Der Verkehr staut sich auf der B66, einer Zufahrt zur Autobahn A2, nahe der Auffahrt Dortmund/Paderborn. Auf dem Seitenstreifen ist ein Lkw liegengeblieben. Foto: Friso Gentsch/dpa
Der Verkehr staut sich auf der B66, einer Zufahrt zur Autobahn A2, nahe der Auffahrt Dortmund/Paderborn. Auf dem Seitenstreifen ist ein Lkw liegengeblieben. Foto: Friso Gentsch/dpa

Hunderte müssen bei Eiseskälte in ihren Fahrzeugen übernachten, weil auf der A2 nichts mehr vorwärts und rückwärts geht. Auch andernorts lähmen Schnee und Eis weiterhin den Straßen- und Schienenverkehr. Und in Nürnberg brennt ausgerechnet ein Fernwärme-Kraftwerk.

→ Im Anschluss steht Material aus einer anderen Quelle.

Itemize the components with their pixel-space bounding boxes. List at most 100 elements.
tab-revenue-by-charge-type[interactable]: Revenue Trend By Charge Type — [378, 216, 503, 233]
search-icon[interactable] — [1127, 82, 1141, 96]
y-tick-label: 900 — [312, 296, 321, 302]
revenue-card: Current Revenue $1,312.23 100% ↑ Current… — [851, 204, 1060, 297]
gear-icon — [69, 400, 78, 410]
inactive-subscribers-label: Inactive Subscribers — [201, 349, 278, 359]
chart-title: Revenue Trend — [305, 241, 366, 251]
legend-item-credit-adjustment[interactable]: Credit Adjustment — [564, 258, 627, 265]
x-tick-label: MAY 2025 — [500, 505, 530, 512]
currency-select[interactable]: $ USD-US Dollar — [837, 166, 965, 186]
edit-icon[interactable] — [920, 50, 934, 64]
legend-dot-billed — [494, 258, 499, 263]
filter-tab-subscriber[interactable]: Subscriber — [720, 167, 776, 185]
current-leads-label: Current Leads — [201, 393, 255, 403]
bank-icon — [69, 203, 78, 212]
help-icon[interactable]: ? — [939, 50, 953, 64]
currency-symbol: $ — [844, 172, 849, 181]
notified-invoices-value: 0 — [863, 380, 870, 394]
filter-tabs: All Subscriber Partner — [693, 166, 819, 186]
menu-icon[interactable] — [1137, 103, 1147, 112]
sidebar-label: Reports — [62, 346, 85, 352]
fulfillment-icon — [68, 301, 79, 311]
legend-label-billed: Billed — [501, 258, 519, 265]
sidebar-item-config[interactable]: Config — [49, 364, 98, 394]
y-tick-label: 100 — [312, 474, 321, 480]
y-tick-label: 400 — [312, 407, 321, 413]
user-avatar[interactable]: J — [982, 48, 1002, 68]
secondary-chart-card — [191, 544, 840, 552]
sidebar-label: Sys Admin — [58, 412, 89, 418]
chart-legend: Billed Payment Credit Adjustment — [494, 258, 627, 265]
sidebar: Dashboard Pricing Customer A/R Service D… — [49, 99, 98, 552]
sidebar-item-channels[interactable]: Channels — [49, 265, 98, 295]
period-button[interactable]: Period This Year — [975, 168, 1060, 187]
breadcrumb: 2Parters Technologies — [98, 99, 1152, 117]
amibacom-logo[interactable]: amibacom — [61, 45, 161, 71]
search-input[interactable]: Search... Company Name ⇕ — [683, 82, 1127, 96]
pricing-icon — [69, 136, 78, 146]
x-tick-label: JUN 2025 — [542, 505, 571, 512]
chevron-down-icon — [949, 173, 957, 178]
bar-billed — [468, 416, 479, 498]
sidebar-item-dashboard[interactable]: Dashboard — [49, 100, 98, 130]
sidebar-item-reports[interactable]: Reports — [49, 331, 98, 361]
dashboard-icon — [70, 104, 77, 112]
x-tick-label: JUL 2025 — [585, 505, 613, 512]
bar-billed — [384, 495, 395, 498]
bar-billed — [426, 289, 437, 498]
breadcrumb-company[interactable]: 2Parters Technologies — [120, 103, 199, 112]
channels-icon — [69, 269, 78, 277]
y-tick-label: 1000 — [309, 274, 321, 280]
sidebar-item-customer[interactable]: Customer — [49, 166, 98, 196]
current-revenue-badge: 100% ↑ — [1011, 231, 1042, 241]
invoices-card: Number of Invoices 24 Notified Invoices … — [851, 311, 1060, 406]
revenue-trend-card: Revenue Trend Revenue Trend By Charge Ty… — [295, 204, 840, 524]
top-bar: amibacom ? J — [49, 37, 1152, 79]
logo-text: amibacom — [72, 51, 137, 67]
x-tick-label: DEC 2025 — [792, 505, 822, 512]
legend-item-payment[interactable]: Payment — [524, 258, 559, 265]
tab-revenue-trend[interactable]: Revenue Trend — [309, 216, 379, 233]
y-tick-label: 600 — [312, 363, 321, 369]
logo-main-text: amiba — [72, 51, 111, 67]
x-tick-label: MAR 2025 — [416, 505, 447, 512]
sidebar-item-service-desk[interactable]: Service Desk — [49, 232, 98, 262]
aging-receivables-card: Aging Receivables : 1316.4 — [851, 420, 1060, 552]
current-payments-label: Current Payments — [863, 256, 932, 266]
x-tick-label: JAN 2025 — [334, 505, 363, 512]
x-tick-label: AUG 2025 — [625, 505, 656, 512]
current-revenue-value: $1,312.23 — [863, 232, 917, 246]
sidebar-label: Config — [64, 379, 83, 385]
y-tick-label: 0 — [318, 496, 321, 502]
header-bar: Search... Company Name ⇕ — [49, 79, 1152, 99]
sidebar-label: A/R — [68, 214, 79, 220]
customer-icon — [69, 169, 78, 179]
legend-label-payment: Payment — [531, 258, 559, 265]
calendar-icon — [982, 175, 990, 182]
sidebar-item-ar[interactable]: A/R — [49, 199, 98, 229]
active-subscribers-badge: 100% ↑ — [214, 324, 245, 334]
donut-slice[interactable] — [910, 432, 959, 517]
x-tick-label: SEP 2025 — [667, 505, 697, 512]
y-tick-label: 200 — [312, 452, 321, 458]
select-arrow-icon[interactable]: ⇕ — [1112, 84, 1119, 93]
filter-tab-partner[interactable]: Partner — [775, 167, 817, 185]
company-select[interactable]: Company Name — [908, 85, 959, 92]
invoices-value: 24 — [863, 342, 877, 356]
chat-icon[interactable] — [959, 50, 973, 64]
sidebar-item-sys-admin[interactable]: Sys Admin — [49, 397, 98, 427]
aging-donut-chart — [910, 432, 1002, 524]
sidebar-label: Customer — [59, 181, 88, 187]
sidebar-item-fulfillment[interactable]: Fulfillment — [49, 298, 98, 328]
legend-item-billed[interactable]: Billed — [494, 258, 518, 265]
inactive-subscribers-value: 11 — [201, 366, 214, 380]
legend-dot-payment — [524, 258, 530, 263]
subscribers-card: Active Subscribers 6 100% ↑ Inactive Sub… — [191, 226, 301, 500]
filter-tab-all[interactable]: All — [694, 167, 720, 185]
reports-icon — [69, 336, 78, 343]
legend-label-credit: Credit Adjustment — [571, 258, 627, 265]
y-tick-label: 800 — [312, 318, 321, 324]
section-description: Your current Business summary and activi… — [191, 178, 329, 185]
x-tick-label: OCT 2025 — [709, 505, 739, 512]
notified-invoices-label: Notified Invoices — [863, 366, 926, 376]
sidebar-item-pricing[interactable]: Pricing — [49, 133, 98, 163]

Extremes Winterwetter mit Schnee und Eis beherrscht auch nach Tagen noch große Teile Deutschlands. Auf Straßen und Schienen kam es am Dienstag erneut zu Stillstand.

Auf der A2 bei Bielefeld steckten Hunderte Auto- und Lkw-Fahrer sogar die ganze Nacht im Schnee fest und mussten bei klirrender Kälte viele Stunden lang in ihren Fahrzeugen ausharren.

Bei der Bahn blieb der Fernverkehr auf einigen Strecken komplett eingestellt – etwa in Schleswig-Holstein, wo der Deutsche Wetterdienst (DWD) für einige Regionen an der stürmischen Ostsee vor Schneeverwehungen warnte.

In Bayern rief die Stadt Nürnberg den Katastrophenfall aus, nachdem es zu einem Brand in einem Großkraftwerk gekommen war, was die Belieferung von etwa 15.000 Menschen mit Fernwärme beeinträchtigte. Betroffen waren neben den Privathaushalten auch große Betriebe, eine Klinik, Schulen, ein Einkaufszentrum sowie zwei Alten- und Pflegeeinrichtungen. N-Ergie drosselte in einigen Wohnblocks die Temperatur auf 10 bis 15 Grad.

In Sachsen-Anhalt wurde ein Mann leblos neben seinem Traktor im Schnee gefunden. Die Ermittler gehen davon aus, dass der 69-Jährige am Montag erfroren ist, wie die Polizei am Dienstag mitteilte. Hilfsorganisationen in Deutschland wiesen derweil auf die lebensbedrohliche Lage von Obdachlosen hin, deren Versorgung wegen der Corona-Pandemie ohnehin erschwert sei.

Bereits seit dem Wochenende lähmen Schnee und Eis weite Teile Deutschlands. Zwar soll es nun insgesamt weniger schneien, die Temperaturen bleiben aber im Eiskeller. Von Donnerstag an werde sich – anders als bisher – auch im Süden Deutschlands die Kaltluft komplett durchsetzen.

„Hoch Gisela sorgt mit einer nordöstlichen bis östlichen Strömung auch in den nächsten Tagen für verbreitet frostige Temperaturen tagsüber und nachts für strenge, über Schnee bei Aufklaren auch sehr strenge Fröste um minus 20 Grad“, erläuterte DWD-Meteorologe Jens Bonewitz.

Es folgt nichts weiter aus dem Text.